1.1. Рождение театра из ритуалов доклассической Греции

Хотя механизм воздействия искусства на личность был впервые выражен в понятийной форме Аристотелем, положившим категорию катарсиса в основание теории драмы, практики ритуального очищения существовали, очевидно, и до 4 в. до н.э. Э. Доддс в своём труде «Греки и иррациональное» упоминает о подобных практиках, направленных на очищение от наследственного чувства вины и разрешение подавленных желаний, освобождение от «нечистых» эмоций в социально приемлемой форме (магическо-религиозный катарсис жертвоприношений, «козлов отпущения», корибантских ритуалов), причём облегчение достигается посредством экстатического «выхода из себя» в ниспосланном богами ритуальном неистовстве3.

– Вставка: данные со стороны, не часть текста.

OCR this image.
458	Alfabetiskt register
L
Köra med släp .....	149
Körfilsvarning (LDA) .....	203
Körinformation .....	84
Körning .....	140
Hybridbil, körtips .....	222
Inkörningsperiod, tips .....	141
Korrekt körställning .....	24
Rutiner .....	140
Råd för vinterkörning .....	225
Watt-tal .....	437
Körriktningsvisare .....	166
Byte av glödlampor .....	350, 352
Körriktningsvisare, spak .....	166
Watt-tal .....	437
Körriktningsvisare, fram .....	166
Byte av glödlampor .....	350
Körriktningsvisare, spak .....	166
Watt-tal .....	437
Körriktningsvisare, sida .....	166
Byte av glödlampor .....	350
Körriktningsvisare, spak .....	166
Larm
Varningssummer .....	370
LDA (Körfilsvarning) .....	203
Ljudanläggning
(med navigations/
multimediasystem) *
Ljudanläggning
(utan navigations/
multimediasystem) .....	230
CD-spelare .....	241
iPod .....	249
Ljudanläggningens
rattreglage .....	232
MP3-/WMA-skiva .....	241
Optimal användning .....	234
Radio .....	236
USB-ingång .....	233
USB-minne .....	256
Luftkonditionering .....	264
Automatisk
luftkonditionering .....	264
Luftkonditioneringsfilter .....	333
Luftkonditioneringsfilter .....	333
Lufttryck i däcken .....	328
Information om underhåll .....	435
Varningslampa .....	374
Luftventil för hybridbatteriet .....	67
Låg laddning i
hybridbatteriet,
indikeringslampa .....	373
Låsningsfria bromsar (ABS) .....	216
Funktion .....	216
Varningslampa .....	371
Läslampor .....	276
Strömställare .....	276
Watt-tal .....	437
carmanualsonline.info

Одним из примеров экстатического ритуального очищения являются орейбасии – проводившиеся раз в 2-3 года и длящиеся несколько дней ритуальные оргиастические танцы менад на вершинах гор (Киферон, Парнас и др.) во время зимнего солнцестояния и зачастую, в довольно рискованных условиях – снежные бураны, нехватка кислорода на большой высоте и др. Этот странный ритуал, описываемый в «Вакханках» и практикуемый женскими союзами в Дельфах вплоть до времен Плутарха, отправлялся, конечно же, повсеместно: в Милете жрица Диониса (сам Дионис есть орейос, орейманес, орескиос, оурефойтес) еще в конце эллинистической эпохи уводила женщин в горы; в Эритрее название Мимантобатес само говорит об орейбасиях на горе Мимов4.

Цель этой «истерии, поставленной на службу религии»5, состояла в том, чтобы, вызывая безумие в «гомеопатических» дозах это безумие излечить, дать ему сравнительно безвредный и безопасный выход, трансформировать спонтанные массовые вспышки истерии в организованное ритуальное действо в рамках Дионисийского культа. В образе Диониса закрепилась эта амбивалентность руки карающей и спасающей, приносящей безумие и освобождающей от него в катартическом ритуале. Доддс отмечает, что сопротивление Дионису означает подавление в своей природе глубинных инстинктов; наказание же — это внезапное полное снятие внутренних препятствий, когда инстинкты прорываются и всякая цивилизованность исчезает6. То же самое происходит в ходе ритуала, где иррациональные импульсы выходят наружу, гасят самих себя и снимают психическое напряжение.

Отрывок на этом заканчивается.